She laughed softly. “Well, you are so very good at rhyming. Every stanza!”

He laughed, too. “All right. I see you’re going to repeat that forever. I’ll have you know, it is much more difficult to rhyme than not. You must own this is true.”

“You think I’ve never written in verse?” she said.

“No, I suppose you would have,” he said. “I suppose you’re quite good at rhyming?”

“I’ve never written anything rhyming as long as yours,” she conceded. “Whatever possessed you to think your little jaunt across the ocean to drink and carouse was the proper subject of an epic poem? How much of an ego do you have?”

“No, it’s not like that.” He was blushing again. “That’s sort of the point, don’t you see? That there isn’t anything, nothing at all, that’s worthy of that sort of thing anymore, not for men like us, and this is all that’s left to us, to cobble meaning together from what we do experience, as banal as it may be?”

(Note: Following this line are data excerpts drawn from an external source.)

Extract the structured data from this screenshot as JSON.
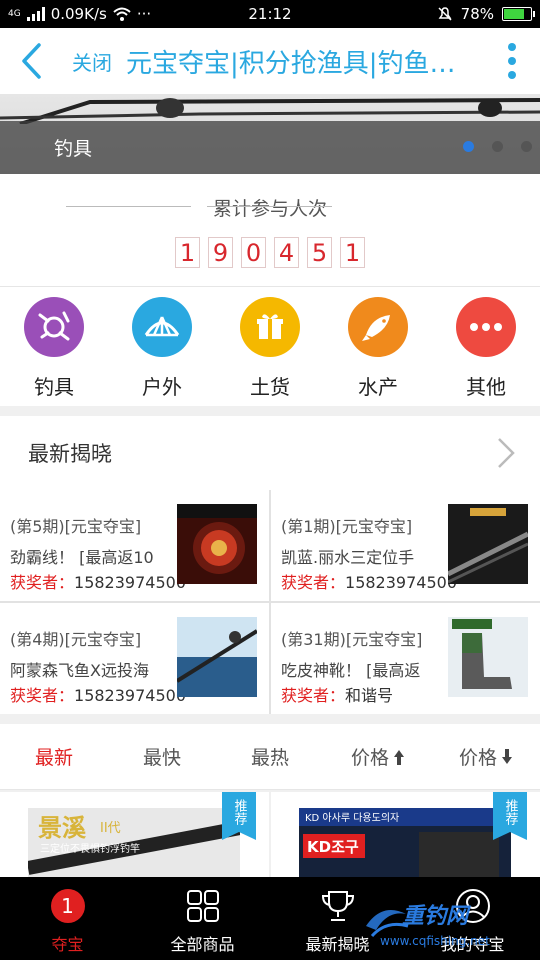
{
  "status_bar": {
    "network_type": "4G",
    "speed": "0.09K/s",
    "more": "···",
    "time": "21:12",
    "battery_percent": "78%",
    "battery_level": 0.78
  },
  "nav": {
    "close_label": "关闭",
    "title": "元宝夺宝|积分抢渔具|钓鱼人..."
  },
  "banner": {
    "caption": "钓具",
    "active_slide": 0,
    "slide_count": 3
  },
  "participants": {
    "title": "累计参与人次",
    "digits": [
      "1",
      "9",
      "0",
      "4",
      "5",
      "1"
    ]
  },
  "categories": [
    {
      "label": "钓具",
      "icon": "fishing-reel-icon",
      "color": "#9a4fb8"
    },
    {
      "label": "户外",
      "icon": "tent-icon",
      "color": "#2aa8e0"
    },
    {
      "label": "土货",
      "icon": "gift-box-icon",
      "color": "#f5b800"
    },
    {
      "label": "水产",
      "icon": "fish-icon",
      "color": "#f08a1c"
    },
    {
      "label": "其他",
      "icon": "more-dots-icon",
      "color": "#ee4a40"
    }
  ],
  "latest_reveal": {
    "title": "最新揭晓",
    "winner_label": "获奖者：",
    "items": [
      {
        "period": "(第5期)[元宝夺宝]",
        "desc": "劲霸线！ [最高返10",
        "winner": "15823974500"
      },
      {
        "period": "(第1期)[元宝夺宝]",
        "desc": "凯蓝.丽水三定位手",
        "winner": "15823974500"
      },
      {
        "period": "(第4期)[元宝夺宝]",
        "desc": "阿蒙森飞鱼X远投海",
        "winner": "15823974500"
      },
      {
        "period": "(第31期)[元宝夺宝]",
        "desc": "吃皮神靴！ [最高返",
        "winner": "和谐号"
      }
    ]
  },
  "sort_tabs": [
    {
      "label": "最新",
      "active": true
    },
    {
      "label": "最快",
      "active": false
    },
    {
      "label": "最热",
      "active": false
    },
    {
      "label": "价格",
      "arrow": "up",
      "active": false
    },
    {
      "label": "价格",
      "arrow": "down",
      "active": false
    }
  ],
  "products": {
    "badge": "推荐",
    "items": [
      {
        "title_text": "景溪",
        "sub_text": "II代",
        "line_text": "三定位不畏惧钓浮钓竿"
      },
      {
        "header_text": "KD 아사루 다용도의자",
        "brand_text": "KD조구"
      }
    ]
  },
  "tabbar": [
    {
      "label": "夺宝",
      "icon": "home-badge-icon",
      "badge": "1",
      "active": true
    },
    {
      "label": "全部商品",
      "icon": "grid-icon",
      "active": false
    },
    {
      "label": "最新揭晓",
      "icon": "trophy-icon",
      "active": false
    },
    {
      "label": "我的夺宝",
      "icon": "user-icon",
      "active": false
    }
  ],
  "watermark": {
    "text": "重钓网",
    "url": "www.cqfishing.net"
  }
}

“Right,” she said, nodding. “Right, of course. I suppose I do see that.” She was going to say something else, but then she noted that someone was approaching from the house. It was one of the women from the tea, a Mrs. Edgerton.

Jane couldn’t remember if Mrs. Edgerton had said anything to Byron or not. She had been mostly subdued through the tea, watching and listening.

Now, however, she caught Jane’s eye. “Oh, Miss Austen!”

Byron turned in the direction of the woman’s voice. “Hello there.”

“My lord,” said Mrs. Edgerton. “I wish to speak to you both.” She looked around as if she was wondering if anyone was watching her and then, noting she was not being watched, she scurried closer. “It’s about Miss Seward.”

“Oh,” said Byron. “Well, we are quite curious.”

“You were wondering if she had a lover,” said Mrs. Edgerton. “And I don’t know about that. Not for certain, anyway. No, what I’m about to tell you is simply conjecture, and if you were to repeat it to anyone or claim that you heard it from me, I’m afraid I would not confirm it. I do not wish to be involved in any unpleasantness, you see?”

“Of course,” said Byron.

“So, you aren’t certain at all about it?” said Jane.

“I’m certain of this,” said Mrs. Edgerton. “That ladder belonged to the Wellings.”

“The Wellings,” said Jane.

“Yes,” said Mrs. Edgerton, “and I’m certain of it because I saw them, the night after Miss Seward had died, carrying it back to his shed.”

“Well,” said Jane, “the Wellings live only across the back alleyway from the tavern. If someone wanted to steal a ladder, that’s a convenient place to steal it from.”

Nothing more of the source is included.